The co-authors then tested their novel prime-boost immunization strategy on eight monkeys. Four received the three-strain Ebola DNA vaccine, followed by the AV booster. All four survived subsequent challenge by lethal doses of Ebola-Zaire virus. Six months later, they remained symptom-free.

DNA Cocktail Plus Adenoviral Booster

"The DNA is a cocktail," Nabel said. "We did that so we could provide broad coverage against all three strains of Ebola virus that occur in nature. It's the surface glycoprotein in those three strains, plus the nuclear protein of Zaire, which is a little more highly conserved of the three."

He said human trials lie not far ahead. "It's the typical Phase I - II - III drill," he noted. "We would obviously want to start with Phase I dose escalation and safety studies, doing immunogenicity assays at the same time. And once we've done that, extend the dosing, then move on to efficacy."
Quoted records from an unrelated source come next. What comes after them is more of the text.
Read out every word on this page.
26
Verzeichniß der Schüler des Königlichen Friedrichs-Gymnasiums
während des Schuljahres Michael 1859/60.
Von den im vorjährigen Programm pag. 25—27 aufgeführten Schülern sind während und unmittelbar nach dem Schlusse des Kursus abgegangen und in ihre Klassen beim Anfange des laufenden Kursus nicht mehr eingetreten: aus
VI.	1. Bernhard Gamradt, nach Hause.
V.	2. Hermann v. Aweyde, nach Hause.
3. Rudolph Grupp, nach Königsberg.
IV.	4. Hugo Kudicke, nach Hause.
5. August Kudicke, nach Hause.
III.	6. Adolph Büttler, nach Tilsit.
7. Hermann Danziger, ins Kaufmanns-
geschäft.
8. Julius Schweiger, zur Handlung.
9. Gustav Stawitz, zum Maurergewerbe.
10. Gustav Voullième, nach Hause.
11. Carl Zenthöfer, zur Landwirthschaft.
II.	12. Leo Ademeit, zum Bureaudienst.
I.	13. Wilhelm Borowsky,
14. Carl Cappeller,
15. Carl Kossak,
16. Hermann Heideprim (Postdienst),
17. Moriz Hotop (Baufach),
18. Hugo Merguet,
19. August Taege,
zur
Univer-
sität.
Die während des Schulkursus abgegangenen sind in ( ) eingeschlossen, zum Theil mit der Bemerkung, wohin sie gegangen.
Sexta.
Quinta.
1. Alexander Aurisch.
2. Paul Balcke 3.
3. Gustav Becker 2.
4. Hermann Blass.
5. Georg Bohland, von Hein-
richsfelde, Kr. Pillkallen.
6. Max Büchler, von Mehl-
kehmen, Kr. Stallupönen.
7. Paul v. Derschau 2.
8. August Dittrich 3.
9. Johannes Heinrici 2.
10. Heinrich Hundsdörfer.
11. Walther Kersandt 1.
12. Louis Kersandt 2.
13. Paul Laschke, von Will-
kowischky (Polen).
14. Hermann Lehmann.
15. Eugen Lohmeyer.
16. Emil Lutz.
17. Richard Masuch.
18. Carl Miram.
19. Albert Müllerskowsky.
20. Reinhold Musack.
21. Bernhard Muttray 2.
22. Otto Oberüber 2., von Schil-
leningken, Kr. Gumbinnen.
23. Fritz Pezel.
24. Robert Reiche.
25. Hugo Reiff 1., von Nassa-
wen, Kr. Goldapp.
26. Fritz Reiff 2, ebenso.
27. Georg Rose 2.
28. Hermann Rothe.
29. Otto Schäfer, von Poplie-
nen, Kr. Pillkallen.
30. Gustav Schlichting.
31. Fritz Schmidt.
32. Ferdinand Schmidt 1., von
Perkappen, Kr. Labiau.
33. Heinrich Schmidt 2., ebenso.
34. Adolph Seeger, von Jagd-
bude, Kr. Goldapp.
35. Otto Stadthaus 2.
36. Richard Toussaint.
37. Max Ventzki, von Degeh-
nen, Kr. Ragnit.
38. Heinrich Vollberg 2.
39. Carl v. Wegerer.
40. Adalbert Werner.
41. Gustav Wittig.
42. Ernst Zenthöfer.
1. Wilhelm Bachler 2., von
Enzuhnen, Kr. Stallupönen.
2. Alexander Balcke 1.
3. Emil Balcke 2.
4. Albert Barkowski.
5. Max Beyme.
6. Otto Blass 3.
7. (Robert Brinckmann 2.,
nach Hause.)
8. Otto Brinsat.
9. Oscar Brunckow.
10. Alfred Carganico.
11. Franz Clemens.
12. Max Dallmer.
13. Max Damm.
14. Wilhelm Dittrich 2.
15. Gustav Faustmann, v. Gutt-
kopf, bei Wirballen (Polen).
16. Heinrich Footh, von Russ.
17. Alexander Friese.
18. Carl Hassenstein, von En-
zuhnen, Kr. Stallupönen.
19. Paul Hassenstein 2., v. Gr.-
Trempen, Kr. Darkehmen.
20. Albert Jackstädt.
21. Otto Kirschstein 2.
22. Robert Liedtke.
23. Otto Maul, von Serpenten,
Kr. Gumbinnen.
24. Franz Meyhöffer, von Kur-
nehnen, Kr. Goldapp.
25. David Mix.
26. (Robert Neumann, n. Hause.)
For the DNA part, he added, "that should be pretty straightforward to move ahead into Phase I. It's a two-part vaccine - a DNA prime and an AV boost. We obviously want to be very careful to use technologies that give very good quality AV. There we're going to do a number of preclinical safety studies, in light of some of the problems that have surfaced with AVs in the past."

Nabel said, "We are now in discussion with some biotechnology companies for the vaccine's DNA component and a Dutch firm, Crusell AV, of Leiden, the Netherlands, is involved in our AV production."